Mareo Rodriguez

Expansion

november 2018

by Ruben Alves

From the Latin, expansion.

Action and effect of expansion. Action to effusively express a feeling or mood.


The work of Mareo Rodríguez is organic. His plots evoke landscapes of other times, perhaps a nostalgic effect on his past between memory and oblivion. Nature, matter and immateriality and the passing of time leave their imprint on reliefs and volumes that the artist cleverly uses to articulate the present.

When one contemplates his work, one perceives the plastic power exerted by the latent black color in many of his compositions. Black and its metaphorical power associated with pain, death and mourning it takes on a new connotation in its production. When Kasimir Malevich presented his Black Square in 1915, he claimed that his work was not an imitation of reality but a reality in itself. With that he emphasized the idea that his work was not a demonstration of skill, but the materialization of an idea and that materialization is what Mareo seeks.

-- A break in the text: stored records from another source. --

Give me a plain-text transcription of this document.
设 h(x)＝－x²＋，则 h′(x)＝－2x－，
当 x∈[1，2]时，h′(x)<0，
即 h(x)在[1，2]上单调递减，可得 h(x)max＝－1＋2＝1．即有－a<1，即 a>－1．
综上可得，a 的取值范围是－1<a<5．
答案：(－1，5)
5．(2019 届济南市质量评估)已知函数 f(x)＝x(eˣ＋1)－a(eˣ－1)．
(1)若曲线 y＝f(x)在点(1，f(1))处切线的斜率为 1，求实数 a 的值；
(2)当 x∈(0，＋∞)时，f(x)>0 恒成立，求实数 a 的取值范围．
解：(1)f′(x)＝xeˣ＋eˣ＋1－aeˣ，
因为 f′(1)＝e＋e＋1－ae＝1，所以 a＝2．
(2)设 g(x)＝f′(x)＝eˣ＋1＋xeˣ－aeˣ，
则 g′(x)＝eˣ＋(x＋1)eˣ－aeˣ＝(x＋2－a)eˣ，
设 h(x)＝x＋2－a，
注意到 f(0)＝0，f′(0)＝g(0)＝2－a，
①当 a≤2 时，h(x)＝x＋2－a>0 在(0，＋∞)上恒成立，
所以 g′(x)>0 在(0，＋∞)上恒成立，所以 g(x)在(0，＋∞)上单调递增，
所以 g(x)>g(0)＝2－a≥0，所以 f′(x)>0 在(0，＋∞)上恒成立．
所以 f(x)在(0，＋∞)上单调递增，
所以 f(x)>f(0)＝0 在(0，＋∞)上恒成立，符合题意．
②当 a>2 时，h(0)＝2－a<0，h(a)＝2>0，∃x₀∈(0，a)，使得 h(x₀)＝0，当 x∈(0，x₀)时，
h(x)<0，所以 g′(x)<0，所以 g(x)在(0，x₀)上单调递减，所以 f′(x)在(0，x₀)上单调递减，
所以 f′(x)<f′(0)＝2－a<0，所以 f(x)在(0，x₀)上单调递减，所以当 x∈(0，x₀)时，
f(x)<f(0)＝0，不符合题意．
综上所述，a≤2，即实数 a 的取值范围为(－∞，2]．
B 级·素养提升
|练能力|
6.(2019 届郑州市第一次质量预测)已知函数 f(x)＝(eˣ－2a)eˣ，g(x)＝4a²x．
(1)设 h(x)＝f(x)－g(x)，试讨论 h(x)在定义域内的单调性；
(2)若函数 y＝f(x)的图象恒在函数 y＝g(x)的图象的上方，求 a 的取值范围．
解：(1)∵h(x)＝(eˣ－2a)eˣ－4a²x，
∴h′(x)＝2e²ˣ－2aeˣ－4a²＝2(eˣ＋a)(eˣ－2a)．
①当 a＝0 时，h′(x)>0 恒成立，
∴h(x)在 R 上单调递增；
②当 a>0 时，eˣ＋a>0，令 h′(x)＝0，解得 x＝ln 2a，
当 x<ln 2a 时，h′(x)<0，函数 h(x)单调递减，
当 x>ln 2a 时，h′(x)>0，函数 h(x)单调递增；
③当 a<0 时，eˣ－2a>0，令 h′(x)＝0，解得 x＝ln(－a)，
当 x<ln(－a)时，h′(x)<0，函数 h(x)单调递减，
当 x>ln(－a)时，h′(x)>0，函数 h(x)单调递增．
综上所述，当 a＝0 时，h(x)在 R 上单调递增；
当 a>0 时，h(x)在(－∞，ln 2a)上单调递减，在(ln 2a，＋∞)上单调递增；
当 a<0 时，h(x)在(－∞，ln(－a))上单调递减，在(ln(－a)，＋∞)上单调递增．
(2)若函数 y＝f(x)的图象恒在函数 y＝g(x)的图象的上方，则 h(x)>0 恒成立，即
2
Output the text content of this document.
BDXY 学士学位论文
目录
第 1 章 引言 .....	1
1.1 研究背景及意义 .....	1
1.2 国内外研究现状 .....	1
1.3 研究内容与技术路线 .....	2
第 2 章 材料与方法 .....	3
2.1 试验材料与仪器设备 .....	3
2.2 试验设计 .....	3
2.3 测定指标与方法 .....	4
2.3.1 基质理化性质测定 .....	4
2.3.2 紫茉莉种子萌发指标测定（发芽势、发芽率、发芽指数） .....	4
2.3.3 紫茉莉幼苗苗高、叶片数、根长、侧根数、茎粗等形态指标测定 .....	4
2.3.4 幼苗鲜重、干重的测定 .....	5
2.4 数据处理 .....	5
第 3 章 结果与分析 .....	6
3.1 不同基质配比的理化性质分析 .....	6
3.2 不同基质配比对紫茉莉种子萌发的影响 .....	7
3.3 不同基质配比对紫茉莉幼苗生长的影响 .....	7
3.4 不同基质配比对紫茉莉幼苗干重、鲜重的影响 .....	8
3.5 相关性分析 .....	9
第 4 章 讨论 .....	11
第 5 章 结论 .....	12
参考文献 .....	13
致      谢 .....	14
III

Its black illuminates, attracts and captures the viewer’s attention on a journey that evokes personal introspection. By observing their works, they invite us to reflect on the spiritual component that surrounds each of our daily actions. His determination to explore the relationship between matter and the passage of time they are translated into loose brushstrokes and plots that remind us of volcanic lava. A lava that reveals itself to us as a primordial force, as a creator and destroyer of all that is organic and encourages us to reflect on the fragility of the human being.

Mareo plays with a constant chromatic dichotomy in his artistic production. Always looking for a spiritual balance, it combines, plays and expresses itself through solid and strong tones. His universe is composed of immaculate whites, pure blacks and golden reflections. Lights and shadows as a form of expression interspersed with golden bursts that illuminate and complete the works.

Gold is hinted as a metaphor of alchemy and as the power of the transmutation of matter. His struggle to achieve spiritual balance is reflected in these combinations: an incessant search for the artistic representation of nature and, at last, of himself. 

Frequencies and Mantos reveal their anxiety of studying and trying to decode the relationship between organic and geometry as pillars to understand nature. Vertigo digs into one of the obsessions of every human being that is nothing but the desire to control nature, the staff and that, ironically, is unattainable because its intrinsic condition is ungovernable. His work does not remain static but is perceived as an adequate and coherent link in his personal and artistic evolution.